Wednesday, October 12, 2022

Sandy Peterson and the reading list of doom

It’s October! One of the twelve best months to talk about the Cthulhu Mythos!

During a recent conversation about how the Cthulhu Mythos has become mainstream, I commented on how much Call of the Cthulhu (the RPG, not the short story or the telephone joke) and Sandy Peterson had to do with that. One of the other folks in that conversation proceeded to send me a link to Sandy Peterson talking about just that.

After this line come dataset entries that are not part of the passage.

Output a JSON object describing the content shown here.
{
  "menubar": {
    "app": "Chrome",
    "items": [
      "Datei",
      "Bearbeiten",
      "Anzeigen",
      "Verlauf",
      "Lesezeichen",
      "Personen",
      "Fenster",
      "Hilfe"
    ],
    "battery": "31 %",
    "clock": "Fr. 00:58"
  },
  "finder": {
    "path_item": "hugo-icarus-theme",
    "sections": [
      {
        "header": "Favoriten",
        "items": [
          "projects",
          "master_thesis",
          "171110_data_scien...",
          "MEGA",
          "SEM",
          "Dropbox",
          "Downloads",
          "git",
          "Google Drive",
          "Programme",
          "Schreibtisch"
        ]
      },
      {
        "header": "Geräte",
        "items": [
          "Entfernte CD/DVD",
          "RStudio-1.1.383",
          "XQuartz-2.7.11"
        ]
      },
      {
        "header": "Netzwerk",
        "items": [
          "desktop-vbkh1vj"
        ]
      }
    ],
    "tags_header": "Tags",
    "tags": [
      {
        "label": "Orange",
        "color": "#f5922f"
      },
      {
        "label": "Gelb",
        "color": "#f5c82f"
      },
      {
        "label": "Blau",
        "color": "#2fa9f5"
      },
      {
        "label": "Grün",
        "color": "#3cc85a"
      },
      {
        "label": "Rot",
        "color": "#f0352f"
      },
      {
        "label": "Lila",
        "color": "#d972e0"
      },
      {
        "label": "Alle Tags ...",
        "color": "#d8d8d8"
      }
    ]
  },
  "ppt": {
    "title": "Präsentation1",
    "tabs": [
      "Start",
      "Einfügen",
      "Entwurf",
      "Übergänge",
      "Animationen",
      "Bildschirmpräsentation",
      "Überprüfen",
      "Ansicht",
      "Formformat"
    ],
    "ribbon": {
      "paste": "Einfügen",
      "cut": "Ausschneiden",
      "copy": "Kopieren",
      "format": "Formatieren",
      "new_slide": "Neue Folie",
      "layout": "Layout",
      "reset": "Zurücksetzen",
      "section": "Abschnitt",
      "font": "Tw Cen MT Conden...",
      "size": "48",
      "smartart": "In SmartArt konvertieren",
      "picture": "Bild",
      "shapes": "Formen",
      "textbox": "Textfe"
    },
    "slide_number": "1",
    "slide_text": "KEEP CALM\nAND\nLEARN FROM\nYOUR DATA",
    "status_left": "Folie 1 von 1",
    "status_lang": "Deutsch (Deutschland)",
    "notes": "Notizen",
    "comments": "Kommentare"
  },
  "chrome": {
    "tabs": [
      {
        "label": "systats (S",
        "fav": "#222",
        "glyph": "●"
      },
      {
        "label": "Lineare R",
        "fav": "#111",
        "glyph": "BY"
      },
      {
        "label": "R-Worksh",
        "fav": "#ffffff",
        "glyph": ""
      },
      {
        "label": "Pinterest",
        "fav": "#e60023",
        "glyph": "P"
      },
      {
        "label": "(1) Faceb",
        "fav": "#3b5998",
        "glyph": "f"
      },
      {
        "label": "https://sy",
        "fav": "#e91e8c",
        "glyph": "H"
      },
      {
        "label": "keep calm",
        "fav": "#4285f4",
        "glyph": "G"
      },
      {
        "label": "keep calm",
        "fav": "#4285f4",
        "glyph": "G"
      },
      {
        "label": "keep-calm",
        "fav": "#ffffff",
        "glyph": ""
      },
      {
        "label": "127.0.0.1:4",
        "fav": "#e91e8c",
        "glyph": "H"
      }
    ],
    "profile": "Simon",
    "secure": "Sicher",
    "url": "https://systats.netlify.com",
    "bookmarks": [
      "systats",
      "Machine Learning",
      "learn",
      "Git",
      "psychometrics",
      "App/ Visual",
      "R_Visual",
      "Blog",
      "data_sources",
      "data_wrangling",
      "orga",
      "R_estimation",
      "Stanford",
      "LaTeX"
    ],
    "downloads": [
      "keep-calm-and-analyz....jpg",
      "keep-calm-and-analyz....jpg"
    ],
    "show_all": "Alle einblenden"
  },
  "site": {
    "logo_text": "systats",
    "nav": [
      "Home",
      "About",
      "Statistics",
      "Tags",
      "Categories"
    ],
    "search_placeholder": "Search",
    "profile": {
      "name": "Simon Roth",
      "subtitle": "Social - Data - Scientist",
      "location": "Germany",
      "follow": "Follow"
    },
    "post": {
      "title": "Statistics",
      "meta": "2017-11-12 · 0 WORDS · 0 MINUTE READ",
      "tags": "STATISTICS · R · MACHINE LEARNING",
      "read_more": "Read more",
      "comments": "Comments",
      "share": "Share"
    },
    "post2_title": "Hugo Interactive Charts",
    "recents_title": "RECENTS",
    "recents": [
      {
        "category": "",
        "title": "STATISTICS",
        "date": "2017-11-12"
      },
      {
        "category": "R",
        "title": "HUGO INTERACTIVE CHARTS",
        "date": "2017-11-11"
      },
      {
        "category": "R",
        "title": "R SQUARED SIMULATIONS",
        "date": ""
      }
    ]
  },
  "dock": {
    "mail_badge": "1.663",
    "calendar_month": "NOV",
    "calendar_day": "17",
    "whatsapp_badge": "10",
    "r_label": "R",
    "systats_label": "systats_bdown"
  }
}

I am just barely old enough to appreciate how obscure Lovecraft and his influence was before Sandy Peterson began to share his love of Lovecraft and the Mythos. I work with kids who have always had plush Cthulhu’s in the world but there was a time when Lovecraft was basically a footnote in fantastic literature. Yes, August Derleth kept his name and work alive but Arkham House was a niche publisher at best.

These days, scholars write about Lovecraft. There’s a whole genre of cosmic honor named after him that includes literature, movies, video games and music. He is held up as second only to Edgar Allen Poe. But there was like half a century when obscure and thought  of as a hack if he was thought of at all.

And, while Call of the Cthulhu and Sandy Peterson didn’t single-handedly change that, they were one of the first dominos to fall.

According to Sandy Peterson, he had been a big fan of Lovecradt way before it was cool. And Chaosium picked him to design the game because he wouldn’t view it as a joke and he would be able to make a serious game.

Looking back, I realized that Sandy Peterson did one thing that was crucial to introducing audiences to the wider world of the Mythos. (Plenty of authors were influenced by Lovecraft, even when readers weren’t) He didn’t just include a list of source materials like Gygwx did with Appendix N.

No, for every entry in the bestiary, he included a quotation from a work that introduced or used that particular horror. And he cited the name and author of that work. Peterson integrated the reading list into the rules. And he didn’t just use Lovecraft’s own works. He also quoted August Derleth, Ramsey Campbell, Brian Lumley, Robert Bloch, Frank Belknap Long, Clark Ashton Smith, and that’s not the end of the list. Sandy Peterson gave me a reading list that I’m still not done with, literally decades after I first read  book.

And I’m going to argue that that is why Call of Cthulhu didn’t just have an impact on RPGs but on literature in general. It didn’t just introduce us to Cthulhu or H. P. Lovecraft or the idea of Cosmic Horror burning away sanity like cobwebs under a flame thrower. It showed us a broader picture of the literature of Cosmic Horror. 

Sandy Peterson didn’t single handedly make it possible for me to buy Cthulhu t-shirts. (The fact that Lovevaft is now public domain has a lot to with that too) But he had a lot to do with making the Mythos part of mainstream culture.